Wednesday, September 06, 2006
Despite the the excitement of news headline writers, the reported discovery of a new Gulf of Mexico oil field will, at best, only slow the decline in annual U.S. production in coming years.According to various news stories:
It could be the biggest domestic oil find in 38 years, but production is years away, and even then it won't reverse the nation's growing reliance on imports or have any meaningful effect at the gasoline pump.
A group led by Chevron has tapped a petroleum pool that lies 270 miles south of New Orleans in a region that could hold up to 15 billion barrels of oil — more than Alaska's Prudhoe Bay.

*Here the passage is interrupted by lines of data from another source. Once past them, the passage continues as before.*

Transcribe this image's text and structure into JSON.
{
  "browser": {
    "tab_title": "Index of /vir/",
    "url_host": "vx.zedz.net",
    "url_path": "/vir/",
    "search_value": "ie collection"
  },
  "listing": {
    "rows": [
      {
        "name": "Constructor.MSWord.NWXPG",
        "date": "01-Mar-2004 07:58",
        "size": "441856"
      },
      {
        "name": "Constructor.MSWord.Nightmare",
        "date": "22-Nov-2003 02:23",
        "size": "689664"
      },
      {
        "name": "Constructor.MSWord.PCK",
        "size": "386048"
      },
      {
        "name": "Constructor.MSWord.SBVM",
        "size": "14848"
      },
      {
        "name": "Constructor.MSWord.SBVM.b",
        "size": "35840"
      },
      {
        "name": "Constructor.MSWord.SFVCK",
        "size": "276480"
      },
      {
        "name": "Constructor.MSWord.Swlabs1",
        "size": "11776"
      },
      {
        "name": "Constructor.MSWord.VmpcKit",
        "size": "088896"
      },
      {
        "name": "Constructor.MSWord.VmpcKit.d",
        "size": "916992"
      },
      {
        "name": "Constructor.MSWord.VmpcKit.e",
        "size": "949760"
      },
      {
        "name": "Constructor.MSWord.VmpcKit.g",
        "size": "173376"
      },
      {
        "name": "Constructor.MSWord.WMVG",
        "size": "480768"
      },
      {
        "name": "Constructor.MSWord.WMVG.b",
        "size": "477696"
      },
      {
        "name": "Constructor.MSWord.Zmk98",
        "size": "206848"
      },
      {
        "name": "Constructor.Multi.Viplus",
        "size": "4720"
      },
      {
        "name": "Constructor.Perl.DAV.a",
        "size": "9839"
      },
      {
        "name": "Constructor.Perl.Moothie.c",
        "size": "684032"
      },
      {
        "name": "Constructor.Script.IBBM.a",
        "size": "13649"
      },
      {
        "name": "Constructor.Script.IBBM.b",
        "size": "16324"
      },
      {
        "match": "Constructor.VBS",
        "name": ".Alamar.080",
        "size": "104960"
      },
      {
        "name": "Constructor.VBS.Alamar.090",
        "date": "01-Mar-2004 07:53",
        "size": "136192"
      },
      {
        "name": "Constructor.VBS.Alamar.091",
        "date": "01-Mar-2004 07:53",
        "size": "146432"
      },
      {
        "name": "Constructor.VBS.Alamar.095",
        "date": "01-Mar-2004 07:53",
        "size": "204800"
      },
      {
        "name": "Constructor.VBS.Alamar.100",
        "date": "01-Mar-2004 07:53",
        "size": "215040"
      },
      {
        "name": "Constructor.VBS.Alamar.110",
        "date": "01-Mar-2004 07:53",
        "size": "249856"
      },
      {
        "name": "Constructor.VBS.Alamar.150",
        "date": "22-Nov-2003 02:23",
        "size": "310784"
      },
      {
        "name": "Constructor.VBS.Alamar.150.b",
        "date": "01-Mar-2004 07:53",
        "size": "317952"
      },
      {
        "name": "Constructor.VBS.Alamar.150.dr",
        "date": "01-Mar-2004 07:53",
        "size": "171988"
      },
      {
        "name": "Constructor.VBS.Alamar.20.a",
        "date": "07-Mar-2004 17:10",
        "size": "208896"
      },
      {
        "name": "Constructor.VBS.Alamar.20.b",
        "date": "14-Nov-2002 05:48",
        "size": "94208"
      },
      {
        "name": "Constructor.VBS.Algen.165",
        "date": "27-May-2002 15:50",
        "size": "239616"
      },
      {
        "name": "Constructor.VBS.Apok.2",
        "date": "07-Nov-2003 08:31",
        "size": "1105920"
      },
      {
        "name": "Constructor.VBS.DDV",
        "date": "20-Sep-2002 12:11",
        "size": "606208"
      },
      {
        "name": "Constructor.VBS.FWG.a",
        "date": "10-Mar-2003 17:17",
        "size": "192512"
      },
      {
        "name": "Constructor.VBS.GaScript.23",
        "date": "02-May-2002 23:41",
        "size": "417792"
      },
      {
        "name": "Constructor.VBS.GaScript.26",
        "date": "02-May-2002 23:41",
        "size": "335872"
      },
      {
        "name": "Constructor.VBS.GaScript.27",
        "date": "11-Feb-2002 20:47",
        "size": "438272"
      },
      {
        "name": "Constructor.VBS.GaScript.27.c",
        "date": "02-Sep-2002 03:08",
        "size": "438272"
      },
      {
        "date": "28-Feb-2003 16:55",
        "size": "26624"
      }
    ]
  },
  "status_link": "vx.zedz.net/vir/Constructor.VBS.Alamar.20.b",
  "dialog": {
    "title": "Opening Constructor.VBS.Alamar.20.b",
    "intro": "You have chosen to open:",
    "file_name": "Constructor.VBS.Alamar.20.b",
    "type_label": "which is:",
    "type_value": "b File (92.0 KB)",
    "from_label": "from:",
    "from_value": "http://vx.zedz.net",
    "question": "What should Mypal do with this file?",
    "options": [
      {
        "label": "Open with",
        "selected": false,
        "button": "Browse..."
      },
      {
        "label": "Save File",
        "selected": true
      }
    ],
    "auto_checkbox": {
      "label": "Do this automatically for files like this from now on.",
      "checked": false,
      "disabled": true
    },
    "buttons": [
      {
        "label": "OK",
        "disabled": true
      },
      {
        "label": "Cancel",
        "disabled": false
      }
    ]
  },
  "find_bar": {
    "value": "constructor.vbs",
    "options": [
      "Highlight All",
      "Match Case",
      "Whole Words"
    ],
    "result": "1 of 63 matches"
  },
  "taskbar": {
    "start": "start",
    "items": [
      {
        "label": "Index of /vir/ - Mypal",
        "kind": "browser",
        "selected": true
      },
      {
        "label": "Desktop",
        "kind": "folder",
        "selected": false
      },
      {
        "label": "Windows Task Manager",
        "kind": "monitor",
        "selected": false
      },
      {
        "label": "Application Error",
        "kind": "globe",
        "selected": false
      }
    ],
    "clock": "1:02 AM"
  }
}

Experts predicted Chevron's successful test drill in its Walker Ridge area some 5.3 miles below the gulf waters may lead to 750,000 barrels of new daily U.S. crude-oil production within six years.
However, according to The Seattle Times version of the news:
Some analysts urged caution in inferring too much, too soon.
"One well doesn't tell you a lot of information," said Matthew Simmons, a Houston investment banker and author of "Twilight in the Desert: The Coming Saudi Oil Shock and the Global Economy."
The Associated Press story also dampened the significance of the find:
``It's a nice positive, but the US still has a big difference between its consumption and indigenous production," said Art Smith, chief executive of energy consultant John S. Herold. ``We'll still be importing more than 50 percent of our oil needs."